Bahçedeki salıncakta yavaşça sallanırken kucağımda uyuyan Gabriel'e dikkatle baktım.Bir elim saçlarını okşuyor ötekiyse onun elini tutuyordu.İyice daldığından emin olunca yavaşça kucağıma alıp salıncaktan indim.Bahçe kapısından eve girip yatak odama götürdüm.Yatağa nazikçe bıraktığımda üstünü örtüp minik adımlarla pencerenin yanına gittim. Perde aralığından iyice gizlenerek bahçeye baktım. Kıpırdayan çalıları görünce derin bir nefes alıp kadife koltuğa oturacakken telefon titremeye başladı. Ekrandaki Paul yazısına gözlerimi kapatıp telefonu açtım. Bu esnada aşağıya inip kendime bir fincan kahve yapmaya başlamıştım.
-"Gabriell nasıl?
-"Yorucu bir gün geçirdi."derken filtre kahveden büyük bir yudum aldım.
-"Uyudu mu? "
-"Asıl sormak istediğin soruya ne zaman geçeceksin? "dedim homurdanarak.Bu esnada yukarı kattaki misafir odasına geçip siyah kupayı karşımdaki minik sehpaya bıraktım.Yavaşça koltuğa çökerken Paul minik bir öksürükle ciddi bir sese büründü.
-"Katil gitti mi?"Günlerdir her gece aynı saatte Paul'a rapor vermekten bıkmıştım.Katilin bizi izlemesi yetmiyor gibi sürekli Paul'u sakinleştirmem gerekiyordu.
-"Yeni gitti. Artık daha uzun kalıyor."
-"Bir ekip göndermek istiyorum."dedi belki de bir trilyonuncu kez.
-"Onu fark ettiğimizi anlarsa bu iş iyice uzar.İkna olmak üzere."dediğimde minik adımlarla odama geçip Gabriell'e baktım.
-"Herkesin içinde bir evlilik teklifi katilin dikkatini senin üzerinden dağıtabilir."Bir başka bir trilyonuncu kez söylenen cümle daha.
-"Biliyorum. "dedim bıkkınlıkla.
-"Sorun ne o zaman?Kraliçenin sana yardım etmesini mi bekliyorsun?"dediğinde misafir odasına geçip uzun siyah dolaba yaklaştım.İçinden yatakta var olmasına rağmen her gece kullandığım siyah yastığımı aldım.
-"Sorun yok."
-"Ama sesin kötü geliyor.Salak değilim seni tanıyorum Nengrow."

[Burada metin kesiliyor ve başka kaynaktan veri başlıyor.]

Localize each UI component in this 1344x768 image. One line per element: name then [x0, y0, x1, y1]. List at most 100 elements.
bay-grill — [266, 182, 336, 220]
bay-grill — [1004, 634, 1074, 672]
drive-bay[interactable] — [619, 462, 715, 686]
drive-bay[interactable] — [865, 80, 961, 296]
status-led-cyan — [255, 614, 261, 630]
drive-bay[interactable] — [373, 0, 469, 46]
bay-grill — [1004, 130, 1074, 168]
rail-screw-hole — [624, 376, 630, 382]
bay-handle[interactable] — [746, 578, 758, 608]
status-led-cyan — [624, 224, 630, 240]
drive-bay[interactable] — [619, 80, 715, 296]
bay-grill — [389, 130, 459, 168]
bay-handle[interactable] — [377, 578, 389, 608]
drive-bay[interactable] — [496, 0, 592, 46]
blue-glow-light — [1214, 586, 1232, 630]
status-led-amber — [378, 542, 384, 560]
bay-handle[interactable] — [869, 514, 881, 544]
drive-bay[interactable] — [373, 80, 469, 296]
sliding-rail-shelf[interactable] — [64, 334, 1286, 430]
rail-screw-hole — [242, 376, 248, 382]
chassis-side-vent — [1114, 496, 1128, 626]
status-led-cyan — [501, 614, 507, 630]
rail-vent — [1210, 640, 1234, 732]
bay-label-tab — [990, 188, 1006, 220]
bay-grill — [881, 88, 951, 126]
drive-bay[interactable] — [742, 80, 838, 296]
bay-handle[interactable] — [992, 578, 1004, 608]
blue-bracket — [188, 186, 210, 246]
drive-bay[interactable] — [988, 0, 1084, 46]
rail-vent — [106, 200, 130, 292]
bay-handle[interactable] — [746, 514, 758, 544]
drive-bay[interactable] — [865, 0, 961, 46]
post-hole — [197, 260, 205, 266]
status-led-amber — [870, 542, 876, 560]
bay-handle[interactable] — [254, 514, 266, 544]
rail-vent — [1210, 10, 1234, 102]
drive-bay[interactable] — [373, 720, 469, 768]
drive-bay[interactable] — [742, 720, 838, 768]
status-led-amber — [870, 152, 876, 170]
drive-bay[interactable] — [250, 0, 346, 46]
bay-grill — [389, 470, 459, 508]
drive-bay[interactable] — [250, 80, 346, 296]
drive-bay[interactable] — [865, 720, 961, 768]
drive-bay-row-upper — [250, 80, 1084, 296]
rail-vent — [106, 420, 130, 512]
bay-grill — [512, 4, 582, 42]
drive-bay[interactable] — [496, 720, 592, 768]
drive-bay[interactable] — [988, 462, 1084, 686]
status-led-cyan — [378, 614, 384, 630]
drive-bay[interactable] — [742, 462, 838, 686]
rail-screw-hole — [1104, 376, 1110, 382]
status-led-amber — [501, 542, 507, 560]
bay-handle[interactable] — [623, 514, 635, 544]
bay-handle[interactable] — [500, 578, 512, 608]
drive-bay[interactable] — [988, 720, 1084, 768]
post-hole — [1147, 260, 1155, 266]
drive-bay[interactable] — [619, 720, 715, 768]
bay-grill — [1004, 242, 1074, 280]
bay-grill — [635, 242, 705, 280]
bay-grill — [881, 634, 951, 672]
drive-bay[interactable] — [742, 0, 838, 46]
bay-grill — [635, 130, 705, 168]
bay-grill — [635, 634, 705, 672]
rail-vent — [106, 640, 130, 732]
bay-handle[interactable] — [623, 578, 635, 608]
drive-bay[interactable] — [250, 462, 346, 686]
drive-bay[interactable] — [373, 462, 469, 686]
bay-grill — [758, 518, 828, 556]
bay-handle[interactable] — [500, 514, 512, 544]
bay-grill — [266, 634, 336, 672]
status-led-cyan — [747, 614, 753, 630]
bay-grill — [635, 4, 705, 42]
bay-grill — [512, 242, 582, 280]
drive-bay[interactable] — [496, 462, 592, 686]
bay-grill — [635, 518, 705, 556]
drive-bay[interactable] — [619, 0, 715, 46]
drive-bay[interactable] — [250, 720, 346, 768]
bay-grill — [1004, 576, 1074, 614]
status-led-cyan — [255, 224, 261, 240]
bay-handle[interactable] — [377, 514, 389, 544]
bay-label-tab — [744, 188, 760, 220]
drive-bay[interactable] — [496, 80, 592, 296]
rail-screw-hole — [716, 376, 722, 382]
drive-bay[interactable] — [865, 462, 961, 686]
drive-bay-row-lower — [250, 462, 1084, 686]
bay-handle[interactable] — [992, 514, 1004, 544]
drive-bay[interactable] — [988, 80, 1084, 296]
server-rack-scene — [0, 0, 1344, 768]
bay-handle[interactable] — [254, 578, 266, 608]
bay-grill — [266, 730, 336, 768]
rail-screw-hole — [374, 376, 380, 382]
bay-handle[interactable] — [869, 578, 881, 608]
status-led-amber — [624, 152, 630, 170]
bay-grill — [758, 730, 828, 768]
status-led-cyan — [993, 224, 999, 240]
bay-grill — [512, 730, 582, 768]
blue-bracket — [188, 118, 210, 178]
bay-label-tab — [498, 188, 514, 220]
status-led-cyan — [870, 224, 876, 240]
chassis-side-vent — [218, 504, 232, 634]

-"Bir sorun olsa ben gizlesem bile Gabriell söylerdi."
-"Eminsin yani? "
-" Evet."dedim düz bir tonda.Gözlerim hipnotize olmuş gibi yastığa kilitlendiğinde Paul fısıdadı.
-"Black konusunda.. - derken Paul'un onunla ilgili kuracağı hiç bir cümleyi kaldırabilecek kadar iyi hissetmiyordum.Hızla sözünü kestim.
-"Çok yorucu bir gündü. İyi geceler dostum."
-"Ah tabii. Sabaha konuşuruz. "diyerek kapattı.Yatağa uzanırken yastığı yanıma aldım.Kollarımı yastığa dolarken başımı yastığa göndüm.O geceden beri yıkamamıştım bu takımı. Hep temiz tutmuştum,gizlemiştim ama silememiştim izini.Yüzümü hafifçe kaldırıp yavru köpek gibi yanağımı yastığa yavaşça sürttüğümde burnuma gelen buram buram Abella'nın kokusuyla bütün kaslarım gevşemişti.Sanki yanımda kollarını bana açmış gibiydi.Bana özel bir uyuşturucu gibiydi. Tehlikeliydi, zararlıydı ve ben karşı koyamıyordum.
-"İşte şimdi sorun yok." dedim mırıldanadak.